Essence.com managing editor Emil Wilbekin is working with Bethann Hardison on the contest and Veronica Webb will serve as one of the judges. “We need some new black faces on the runway,” said Wilbekin, adding he has noticed a bit more diversity on the catwalk this season. “But we need to find the next Naomi Campbell or Iman.” Essence readers will be able to follow the contest online and vote for their favorite model; the competition will also play out in a Web series.
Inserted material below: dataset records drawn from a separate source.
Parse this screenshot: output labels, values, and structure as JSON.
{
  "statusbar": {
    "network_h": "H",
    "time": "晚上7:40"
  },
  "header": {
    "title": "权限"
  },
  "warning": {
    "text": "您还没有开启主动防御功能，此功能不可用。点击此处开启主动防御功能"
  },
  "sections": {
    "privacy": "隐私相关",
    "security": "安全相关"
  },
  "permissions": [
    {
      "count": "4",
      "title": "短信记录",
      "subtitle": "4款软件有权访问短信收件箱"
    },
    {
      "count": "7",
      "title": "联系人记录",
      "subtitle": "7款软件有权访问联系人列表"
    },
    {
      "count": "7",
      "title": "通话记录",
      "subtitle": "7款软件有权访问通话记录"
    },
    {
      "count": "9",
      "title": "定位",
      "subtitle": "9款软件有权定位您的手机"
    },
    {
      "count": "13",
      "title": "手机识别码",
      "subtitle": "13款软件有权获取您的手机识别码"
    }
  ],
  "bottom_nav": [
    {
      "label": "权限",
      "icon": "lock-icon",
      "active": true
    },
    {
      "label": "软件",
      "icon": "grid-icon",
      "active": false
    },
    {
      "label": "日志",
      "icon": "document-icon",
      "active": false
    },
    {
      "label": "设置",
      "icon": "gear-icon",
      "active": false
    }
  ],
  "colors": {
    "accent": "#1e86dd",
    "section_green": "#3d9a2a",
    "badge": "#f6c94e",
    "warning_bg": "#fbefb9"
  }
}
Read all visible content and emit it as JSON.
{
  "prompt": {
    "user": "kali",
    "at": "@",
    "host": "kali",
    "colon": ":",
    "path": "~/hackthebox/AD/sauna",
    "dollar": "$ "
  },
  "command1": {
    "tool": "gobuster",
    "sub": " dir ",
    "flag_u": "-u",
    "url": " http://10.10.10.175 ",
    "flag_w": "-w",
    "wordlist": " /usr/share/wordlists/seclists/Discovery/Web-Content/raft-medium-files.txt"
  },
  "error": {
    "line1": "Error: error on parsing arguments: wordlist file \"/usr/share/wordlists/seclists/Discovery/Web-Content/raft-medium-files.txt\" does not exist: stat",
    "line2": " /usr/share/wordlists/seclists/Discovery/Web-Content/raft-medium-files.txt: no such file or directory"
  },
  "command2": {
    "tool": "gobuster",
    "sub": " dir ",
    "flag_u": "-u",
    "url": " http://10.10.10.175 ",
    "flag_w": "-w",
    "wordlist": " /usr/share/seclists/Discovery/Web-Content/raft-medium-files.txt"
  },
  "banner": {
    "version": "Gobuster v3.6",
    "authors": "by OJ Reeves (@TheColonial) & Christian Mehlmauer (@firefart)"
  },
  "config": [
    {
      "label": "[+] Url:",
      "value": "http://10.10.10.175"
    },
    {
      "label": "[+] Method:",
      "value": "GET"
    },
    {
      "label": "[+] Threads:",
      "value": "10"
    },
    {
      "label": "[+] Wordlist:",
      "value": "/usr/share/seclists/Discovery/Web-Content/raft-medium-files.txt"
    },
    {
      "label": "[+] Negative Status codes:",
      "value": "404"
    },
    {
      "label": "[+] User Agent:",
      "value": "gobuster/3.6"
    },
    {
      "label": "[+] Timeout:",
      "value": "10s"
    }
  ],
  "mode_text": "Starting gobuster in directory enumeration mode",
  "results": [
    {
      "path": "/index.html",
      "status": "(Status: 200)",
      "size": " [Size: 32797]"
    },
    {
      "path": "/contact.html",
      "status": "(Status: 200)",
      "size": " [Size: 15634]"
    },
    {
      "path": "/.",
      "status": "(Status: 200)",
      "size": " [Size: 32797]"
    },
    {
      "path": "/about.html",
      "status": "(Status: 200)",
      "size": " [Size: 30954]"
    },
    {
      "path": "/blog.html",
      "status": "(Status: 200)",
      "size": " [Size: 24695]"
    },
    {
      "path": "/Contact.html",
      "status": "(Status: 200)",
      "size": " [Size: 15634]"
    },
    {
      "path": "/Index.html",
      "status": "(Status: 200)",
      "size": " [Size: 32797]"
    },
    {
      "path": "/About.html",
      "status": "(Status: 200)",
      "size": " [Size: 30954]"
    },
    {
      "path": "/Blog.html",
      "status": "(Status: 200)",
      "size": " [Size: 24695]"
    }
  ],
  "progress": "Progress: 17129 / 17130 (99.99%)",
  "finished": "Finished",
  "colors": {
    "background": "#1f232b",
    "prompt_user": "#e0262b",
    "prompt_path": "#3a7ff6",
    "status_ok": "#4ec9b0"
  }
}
Live castings will be held in New York, Los Angeles and Atlanta, and photos will be accepted on essence.com.
DVF’S REJECTION: In the March issue of Interview, Diane von Furstenberg recalls being rejected by Alexander Wang when, as a new fashion graduate, DVF asked Wang to design some sweaters for her. “For the purpose of the story, I want the readers to know that you [Wang] told me, ‘No, I’m not interested in doing anything for you.’ I said, ‘OK…’ And that was the first time I remember encountering the name Alex Wang — a rejection.’” She interviewed Wang, to whom she eventually became a mentor, for the issue. He hinted about a “really big project” in the works on the West Coast. “The company that I’m collaborating with has never done something of this magnitude before. So it’s pretty significant.”
Meanwhile, Lara Stone talked to Marc Jacobs about her trip to rehab last year, modeling, her recent engagement (and wedding dress, designed by Riccardo Tisci) and working with photographers. “Personally, I don’t like working with female photographers because they seem to never be able to make up their minds about what they want to do — with the exception of Inez [van Lamsweerde] because she always knows what she’s doing,” Stone said. “But so many times it’s like, ‘Oh, let’s try this’ and ‘Let’s try that’ and ‘Let’s do this’ and ‘Let’s do that.’ It’s like, ‘For f–k’s sake, woman!’” The magazine hits newsstands on Tuesday.
THE KELLYS TAKE A BREAK: The Kelly Gang’s annual benefit is on hiatus this year. In an e-mail, the organizers behind the event said the economy is to blame and has taken a toll on some sponsors. “….We feel it’s the right time to take a pause, with the goal of coming back strong in 2011.”